Over the past few weeks, Russian oligarchs have signed agreements with Havana covering a wide range of commercial interests: supplying wheat to Cuba; investments in its sugar and rum industries; revitalizing ports, urban infrastructure and hotels. Russia has agreed to help restart Cuba's steel industry and, more importantly, supply the country with oil.

"The Cuban government does not have a strong position," former Cuban diplomat-turned-dissident Miriam Leiva said from Havana. "It depends on the Russian government giving it oil, food and money. They are even allowing Cuban land to be leased for the first time, for Russian investors.

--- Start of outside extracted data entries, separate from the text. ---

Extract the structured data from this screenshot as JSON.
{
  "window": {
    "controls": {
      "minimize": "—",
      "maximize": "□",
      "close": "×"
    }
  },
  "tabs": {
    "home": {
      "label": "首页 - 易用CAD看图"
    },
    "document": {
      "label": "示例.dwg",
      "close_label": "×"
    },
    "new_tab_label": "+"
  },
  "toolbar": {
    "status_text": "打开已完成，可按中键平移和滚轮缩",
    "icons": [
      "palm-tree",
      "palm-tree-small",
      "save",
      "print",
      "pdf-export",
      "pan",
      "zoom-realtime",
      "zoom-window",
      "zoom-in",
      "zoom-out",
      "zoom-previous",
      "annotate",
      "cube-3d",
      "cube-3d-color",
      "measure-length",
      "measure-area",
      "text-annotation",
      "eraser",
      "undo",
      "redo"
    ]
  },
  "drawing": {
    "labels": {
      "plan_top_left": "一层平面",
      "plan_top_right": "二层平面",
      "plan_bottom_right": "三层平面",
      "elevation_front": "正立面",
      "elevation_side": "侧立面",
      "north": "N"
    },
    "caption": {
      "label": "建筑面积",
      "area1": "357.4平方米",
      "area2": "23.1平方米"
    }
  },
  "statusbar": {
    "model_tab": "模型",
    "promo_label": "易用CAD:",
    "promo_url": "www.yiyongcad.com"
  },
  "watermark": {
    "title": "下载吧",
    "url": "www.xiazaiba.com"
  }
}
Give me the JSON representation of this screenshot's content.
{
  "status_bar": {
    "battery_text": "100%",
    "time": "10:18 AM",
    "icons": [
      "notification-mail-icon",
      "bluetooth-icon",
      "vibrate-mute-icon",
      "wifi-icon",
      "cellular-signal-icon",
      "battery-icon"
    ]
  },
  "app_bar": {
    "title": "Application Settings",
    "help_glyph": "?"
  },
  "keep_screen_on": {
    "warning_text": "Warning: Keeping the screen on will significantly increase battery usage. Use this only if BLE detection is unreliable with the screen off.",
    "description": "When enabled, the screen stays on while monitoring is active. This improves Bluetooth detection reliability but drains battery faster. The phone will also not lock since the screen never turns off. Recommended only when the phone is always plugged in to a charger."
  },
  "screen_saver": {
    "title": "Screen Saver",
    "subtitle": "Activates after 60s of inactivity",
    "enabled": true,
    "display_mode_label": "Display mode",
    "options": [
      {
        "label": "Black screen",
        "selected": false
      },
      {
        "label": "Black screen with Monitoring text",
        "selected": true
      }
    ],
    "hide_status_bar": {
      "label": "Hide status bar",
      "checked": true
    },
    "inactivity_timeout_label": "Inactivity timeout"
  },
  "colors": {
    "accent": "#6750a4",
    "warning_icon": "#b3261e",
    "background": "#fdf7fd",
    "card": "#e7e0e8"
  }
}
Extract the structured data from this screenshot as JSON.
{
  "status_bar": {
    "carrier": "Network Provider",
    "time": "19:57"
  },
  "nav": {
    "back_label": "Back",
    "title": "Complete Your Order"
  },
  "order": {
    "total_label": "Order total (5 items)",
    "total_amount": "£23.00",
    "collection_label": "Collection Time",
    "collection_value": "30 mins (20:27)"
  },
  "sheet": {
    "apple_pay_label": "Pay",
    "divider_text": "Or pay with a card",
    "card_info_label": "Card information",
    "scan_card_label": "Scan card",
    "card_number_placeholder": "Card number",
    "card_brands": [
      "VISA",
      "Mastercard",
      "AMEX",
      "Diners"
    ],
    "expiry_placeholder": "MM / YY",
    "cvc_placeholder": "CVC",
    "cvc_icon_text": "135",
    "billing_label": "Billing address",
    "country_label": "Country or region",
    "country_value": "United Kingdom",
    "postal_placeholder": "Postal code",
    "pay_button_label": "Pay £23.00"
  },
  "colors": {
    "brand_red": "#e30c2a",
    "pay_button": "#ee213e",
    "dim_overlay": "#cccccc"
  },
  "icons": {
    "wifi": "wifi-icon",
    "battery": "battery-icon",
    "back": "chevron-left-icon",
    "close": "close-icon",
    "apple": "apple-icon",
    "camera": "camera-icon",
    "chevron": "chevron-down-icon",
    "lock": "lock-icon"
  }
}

"There's a very big commitment from the president personally to support the Russian invasion of Ukraine and the war. This distances us from the international community and leaves us isolated."

Leiva, a former Communist Party member who worked in the Soviet Union and East Bloc countries during her time in Cuba's Ministry of Foreign Relations, said the new Russia can't afford to subsidize Cuba as the old Soviet Union did — but the new Cuba is so weak it has to take whatever it can get.

"Cuba's sovereignty is being compromised with all the prerogatives that are being offered to the Russians," she said. 

Those prerogatives include Havana allowing Russia to change Cuba's laws to protect its investments.

"The right the Cuban people don't have, the right to determine our laws and our constitution, is being given away to others," she said. "What we Cubans cannot do, the others are going to do. That's the difficult and sad situation."

The Cuban government did not respond to questions posed by CBC News.

Ukraine the catalyst

The collapse of the Soviet Union in 1991 gave Ukraine independence and launched an economic crisis in Cuba that moderated but never really ended.

The dormant relationship between Havana and Moscow began to revive in 2014, when Russia turned to Cuba for diplomatic support for its annexation of Crimea.

Havana obliged and in turn received forgiveness of 90 per cent of its debts with Russia — over $40 billion, a sum Cuba was in no position to repay anyway.

That same year, Russia said it would reopen its old spying station at Lourdes, Cuba, a facility Russian President Vladimir Putin closed as a cost-saving measure in 2002.

But not much actually changed until early last year, when Russia was secretly preparing to invade Ukraine. It was Russian Deputy Defence Minister Sergei Ryabkov who brought up the idea of sending Russian troops to Cuba or Venezuela — a clear attempt to convince the West not to interfere in Moscow's plans for Ukraine.

One month later, Russian tanks rolled into Ukraine, a move Cuba immediately blamed on NATO. The next day, the Cuban government effectively warned Cubans not to question that position when it arrested a dissident who tried to lay a bouquet of flowers on the steps of the Ukrainian embassy.

As the war began to turn sour for Russian forces, Cuba's situation was also worsening, said Cuban ex-diplomat Juan Antonio Blanco.

The former member of the Communist Party's Central Committee for foreign relations said he became disillusioned when the party rejected reforms following the collapse of the Soviet Union. He ended up in exile in the U.S.

He said Cuba's multiple crises reached a desperate state by October with the accelerating collapse of Cuba's energy grid.